A Commission communication (Nov. 02) proposes an almost complete untying of
Community aid (subject to the agreement of the recipient country and on a
reciprocal basis between donors). Moreover, the Communication calls for the
rules of the internal market to apply also to the Official Development Assistance of the Member States and advises
them to untie their bilateral programs. The Communication also advocated a
complete untying of food aid and food aid transport.
The European Union
as a whole is one of the world's main humanitarian aid donors; the Humanitarian
Aid Office (ECHO) is the service of the European Commission responsible
for this activity. It provides quick humanitarian assistance (€540 million in
2002) through its partners in the field (UN, NGOs etc). The police framework of
ECHO makes clear that the sole objective is the relief of human suffering.
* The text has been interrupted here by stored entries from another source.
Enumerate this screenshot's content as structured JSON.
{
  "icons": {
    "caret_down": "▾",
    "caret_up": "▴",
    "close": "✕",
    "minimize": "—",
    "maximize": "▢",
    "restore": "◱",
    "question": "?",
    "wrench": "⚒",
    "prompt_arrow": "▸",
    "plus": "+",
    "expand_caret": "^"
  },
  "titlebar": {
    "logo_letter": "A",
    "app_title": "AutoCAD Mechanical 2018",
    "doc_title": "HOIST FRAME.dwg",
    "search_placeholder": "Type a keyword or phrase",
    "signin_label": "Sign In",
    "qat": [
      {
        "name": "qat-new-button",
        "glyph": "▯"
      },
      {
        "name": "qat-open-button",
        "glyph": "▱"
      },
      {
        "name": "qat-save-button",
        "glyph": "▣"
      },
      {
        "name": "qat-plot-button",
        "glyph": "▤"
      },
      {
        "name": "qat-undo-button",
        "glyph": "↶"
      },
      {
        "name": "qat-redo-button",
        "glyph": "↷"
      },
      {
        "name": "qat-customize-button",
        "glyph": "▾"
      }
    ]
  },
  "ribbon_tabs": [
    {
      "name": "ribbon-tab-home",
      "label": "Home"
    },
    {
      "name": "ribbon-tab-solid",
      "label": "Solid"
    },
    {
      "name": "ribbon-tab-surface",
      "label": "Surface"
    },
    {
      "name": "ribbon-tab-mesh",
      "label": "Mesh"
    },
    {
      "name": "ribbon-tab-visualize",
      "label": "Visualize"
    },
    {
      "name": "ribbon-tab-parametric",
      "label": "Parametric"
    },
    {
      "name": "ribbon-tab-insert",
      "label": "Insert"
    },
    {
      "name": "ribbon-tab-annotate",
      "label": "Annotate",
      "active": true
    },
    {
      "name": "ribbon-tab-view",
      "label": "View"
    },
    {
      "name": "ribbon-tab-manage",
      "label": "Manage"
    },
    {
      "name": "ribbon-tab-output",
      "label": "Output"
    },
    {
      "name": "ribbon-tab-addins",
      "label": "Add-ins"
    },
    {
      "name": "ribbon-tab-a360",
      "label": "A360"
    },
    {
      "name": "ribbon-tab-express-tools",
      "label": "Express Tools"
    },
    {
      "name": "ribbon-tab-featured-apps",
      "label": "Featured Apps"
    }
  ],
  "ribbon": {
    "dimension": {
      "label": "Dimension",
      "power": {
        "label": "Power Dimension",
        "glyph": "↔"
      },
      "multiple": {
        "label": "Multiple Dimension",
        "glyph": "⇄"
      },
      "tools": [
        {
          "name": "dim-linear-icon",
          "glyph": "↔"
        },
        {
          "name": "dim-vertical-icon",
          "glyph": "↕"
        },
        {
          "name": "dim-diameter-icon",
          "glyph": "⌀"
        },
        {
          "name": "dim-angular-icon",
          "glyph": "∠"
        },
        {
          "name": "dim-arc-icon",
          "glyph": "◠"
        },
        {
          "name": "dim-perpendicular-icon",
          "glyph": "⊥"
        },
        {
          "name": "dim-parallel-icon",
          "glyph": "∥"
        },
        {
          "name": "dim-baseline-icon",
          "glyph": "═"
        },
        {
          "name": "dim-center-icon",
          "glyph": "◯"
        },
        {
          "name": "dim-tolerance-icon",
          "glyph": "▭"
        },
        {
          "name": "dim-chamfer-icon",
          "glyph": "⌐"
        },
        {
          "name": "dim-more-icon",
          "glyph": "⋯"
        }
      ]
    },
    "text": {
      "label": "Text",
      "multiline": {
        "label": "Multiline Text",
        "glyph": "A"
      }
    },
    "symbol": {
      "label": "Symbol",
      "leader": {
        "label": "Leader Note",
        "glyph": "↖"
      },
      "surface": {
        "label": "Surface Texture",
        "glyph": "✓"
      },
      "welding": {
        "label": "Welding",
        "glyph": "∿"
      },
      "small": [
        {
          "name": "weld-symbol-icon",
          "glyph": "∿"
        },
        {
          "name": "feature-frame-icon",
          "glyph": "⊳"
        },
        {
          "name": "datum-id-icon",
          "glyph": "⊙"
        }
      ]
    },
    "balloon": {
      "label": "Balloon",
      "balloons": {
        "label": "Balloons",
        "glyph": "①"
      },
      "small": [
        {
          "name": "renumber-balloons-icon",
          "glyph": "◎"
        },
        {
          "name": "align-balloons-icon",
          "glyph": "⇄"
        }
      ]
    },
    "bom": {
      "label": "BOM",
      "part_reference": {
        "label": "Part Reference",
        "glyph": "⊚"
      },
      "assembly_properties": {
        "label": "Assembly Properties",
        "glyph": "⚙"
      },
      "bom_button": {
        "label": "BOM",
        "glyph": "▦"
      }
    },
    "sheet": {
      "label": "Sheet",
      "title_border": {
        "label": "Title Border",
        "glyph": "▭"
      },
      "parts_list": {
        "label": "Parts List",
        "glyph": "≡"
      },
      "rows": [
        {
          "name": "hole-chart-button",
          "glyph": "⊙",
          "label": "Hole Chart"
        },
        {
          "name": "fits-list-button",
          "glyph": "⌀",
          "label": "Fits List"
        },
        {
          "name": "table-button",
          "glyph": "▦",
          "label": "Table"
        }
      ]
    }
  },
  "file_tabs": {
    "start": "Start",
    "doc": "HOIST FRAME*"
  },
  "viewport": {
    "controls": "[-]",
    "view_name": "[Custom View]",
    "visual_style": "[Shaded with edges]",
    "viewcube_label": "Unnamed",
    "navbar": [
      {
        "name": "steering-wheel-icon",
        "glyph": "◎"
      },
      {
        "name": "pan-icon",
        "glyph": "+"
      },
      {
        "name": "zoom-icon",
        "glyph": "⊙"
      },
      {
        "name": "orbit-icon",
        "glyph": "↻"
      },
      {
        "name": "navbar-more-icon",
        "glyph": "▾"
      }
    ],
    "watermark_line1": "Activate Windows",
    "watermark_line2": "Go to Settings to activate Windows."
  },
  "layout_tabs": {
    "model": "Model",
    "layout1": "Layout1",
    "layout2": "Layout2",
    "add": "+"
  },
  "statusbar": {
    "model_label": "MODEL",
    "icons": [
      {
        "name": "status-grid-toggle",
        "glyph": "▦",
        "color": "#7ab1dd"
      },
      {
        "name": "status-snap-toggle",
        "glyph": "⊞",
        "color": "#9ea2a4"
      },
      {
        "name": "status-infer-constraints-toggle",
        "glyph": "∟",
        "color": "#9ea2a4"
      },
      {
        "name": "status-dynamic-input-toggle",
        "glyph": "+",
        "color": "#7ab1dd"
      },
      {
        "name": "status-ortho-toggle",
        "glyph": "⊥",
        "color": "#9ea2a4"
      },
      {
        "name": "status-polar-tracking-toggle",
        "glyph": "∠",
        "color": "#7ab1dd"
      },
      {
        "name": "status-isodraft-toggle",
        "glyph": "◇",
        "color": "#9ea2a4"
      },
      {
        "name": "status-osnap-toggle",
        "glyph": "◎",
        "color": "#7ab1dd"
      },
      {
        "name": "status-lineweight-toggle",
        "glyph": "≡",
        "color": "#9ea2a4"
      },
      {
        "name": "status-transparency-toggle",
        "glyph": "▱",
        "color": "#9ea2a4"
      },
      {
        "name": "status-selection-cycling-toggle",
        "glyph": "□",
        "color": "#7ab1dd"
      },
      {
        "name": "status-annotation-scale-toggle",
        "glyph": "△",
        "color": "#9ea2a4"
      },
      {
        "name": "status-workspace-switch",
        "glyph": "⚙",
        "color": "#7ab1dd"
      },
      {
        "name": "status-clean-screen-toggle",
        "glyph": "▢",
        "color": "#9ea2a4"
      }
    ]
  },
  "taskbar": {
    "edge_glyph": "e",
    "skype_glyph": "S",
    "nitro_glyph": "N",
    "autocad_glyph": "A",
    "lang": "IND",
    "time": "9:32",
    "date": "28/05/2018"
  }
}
Decisions
must be taken impartially, subject only to the needs and interests of victims.
The Commission has already raised concerns on the involvement of the US military
on delivering humanitarian assistance to Iraq.
With respect to the food aid we believe that aid should be provided
as grants and, wherever possible, purchased locally or within the broader region.
Otherwise, one risks disrupting local markets and making the problem worse in
the long term. We argue that food aid “in kind”, that is direct food parcels from
donors, should only be used on an exceptional basis, in response to the needs
of well-defined vulnerable groups or in response to an emergency in the framework
of the UN system.
Conflict prevention/Conflict resolution
Several of the
poorest countries in the world are in conflict. In its communication on
conflict prevention the EC maintains that, as conflict and poverty (lack of
resources) are interrelated, preventive mechanisms to hinder the explosion
of conflicts or preventing them from further spreading must be developed as
well as the financial means which support these mechanisms.
At Community level,
the Commission is in the process of reforming its instruments to ensure a swift
Community reaction to crisis or pre-crisis situations. An important step was taken
with the adoption last year of a
Rapid Reaction Mechanism (RRM), allowing for quick initiatives in peace
building, reconstruction and development. The RRM is now fully operational and
has been used during 2001 in the
Balkans,
Afghanistan and the
Democratic Republic of Congo to bring quickly a host of measures to bear on
a conflict situation. The Commission has stated recently its political decision
that for the first time ever $250 million from the 9th European Development
Fund be put into a “peace support fund” for peacekeeping capacity building of
the African Union and other regional peacekeeping organizations. Moreover, Liberia
peacekeeping operations ($8 million) are about to be financed from the European
Development Fund, the first time ever that this occurs.
At the EU
level, examples of successful cases of EU’s peacekeeping operations are the
replacement of the NATO forces by EU peacekeeping forces in FYROM and the
deployment of French troops in the Democratic Republic of Congo (Bunia).